Falsch sind hingegen die Jahreszahlen; denn die heliozentrische Lehre wurde bereits 1616 für ketzerisch erklärt. 1757 hob Papst Benedikt IV. das Verbot für Bücher, die die Unbeweglichkeit der Sonne und die Beweglichkeit der Erde lehren, auf. Bereits 1744 war Galileis Dialog mit kirchlicher Erlaubnis nachgedruckt worden.
 
Als "gelernter" Soldat mußte ich niemals auf einen Menschen schiessen, nur auf "Pappkameraden", das war mein Glück.
Mir wird es noch heute schlecht, wenn ich an diese Jahre in der deutschen Bundeswehr zurückdenke, und ich war gerne Soldat.

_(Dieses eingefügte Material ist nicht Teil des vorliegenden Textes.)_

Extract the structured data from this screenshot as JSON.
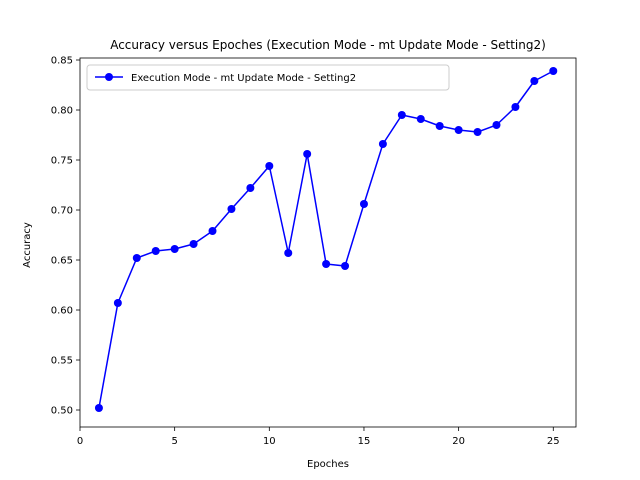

Ein junger und unbedarfter Idiot, das erste Sturmgewehr in der Hand, was für ein Kick.

Wir haben gezittert mit dem Gewehr G3 in der Hand, unsere erste Erfahrung mit einer vollautomatischen Waffe.
Kameraden versagten, sie konnten nicht schiessen, sie waren nicht geeignet für all das.

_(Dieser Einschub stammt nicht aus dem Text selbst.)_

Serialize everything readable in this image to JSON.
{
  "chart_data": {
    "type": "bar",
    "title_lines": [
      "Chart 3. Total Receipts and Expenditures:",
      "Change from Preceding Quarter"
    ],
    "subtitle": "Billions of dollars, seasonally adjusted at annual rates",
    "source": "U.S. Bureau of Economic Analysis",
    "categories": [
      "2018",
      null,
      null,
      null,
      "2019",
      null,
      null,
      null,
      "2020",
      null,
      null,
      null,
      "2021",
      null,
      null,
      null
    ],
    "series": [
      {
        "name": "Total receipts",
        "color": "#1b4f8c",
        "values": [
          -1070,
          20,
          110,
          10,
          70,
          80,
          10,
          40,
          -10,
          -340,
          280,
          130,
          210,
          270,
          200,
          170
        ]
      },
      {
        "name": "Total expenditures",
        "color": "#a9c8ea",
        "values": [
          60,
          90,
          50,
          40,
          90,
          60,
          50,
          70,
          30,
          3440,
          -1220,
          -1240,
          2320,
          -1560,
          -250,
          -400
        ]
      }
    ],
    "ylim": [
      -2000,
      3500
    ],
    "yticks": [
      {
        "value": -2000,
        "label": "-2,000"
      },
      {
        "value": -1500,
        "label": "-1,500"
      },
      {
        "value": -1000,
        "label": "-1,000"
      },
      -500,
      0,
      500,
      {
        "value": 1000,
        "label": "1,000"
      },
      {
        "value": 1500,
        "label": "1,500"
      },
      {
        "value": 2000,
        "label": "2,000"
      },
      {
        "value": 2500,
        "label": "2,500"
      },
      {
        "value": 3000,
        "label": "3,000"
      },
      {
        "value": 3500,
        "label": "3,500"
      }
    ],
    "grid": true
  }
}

Wir haben uns darüber lustig gemacht, wir verlachten diese Kameraden damals, wir hatten keine Ahnung.

Heute denke ich sehr anders, es braucht keine Waffe um Frieden zu schaffen, oder zu bewahren, ich habe genug geschossen in meinem Leben.
Ich werde niemals wieder den Abzug einer Waffe abdrücken!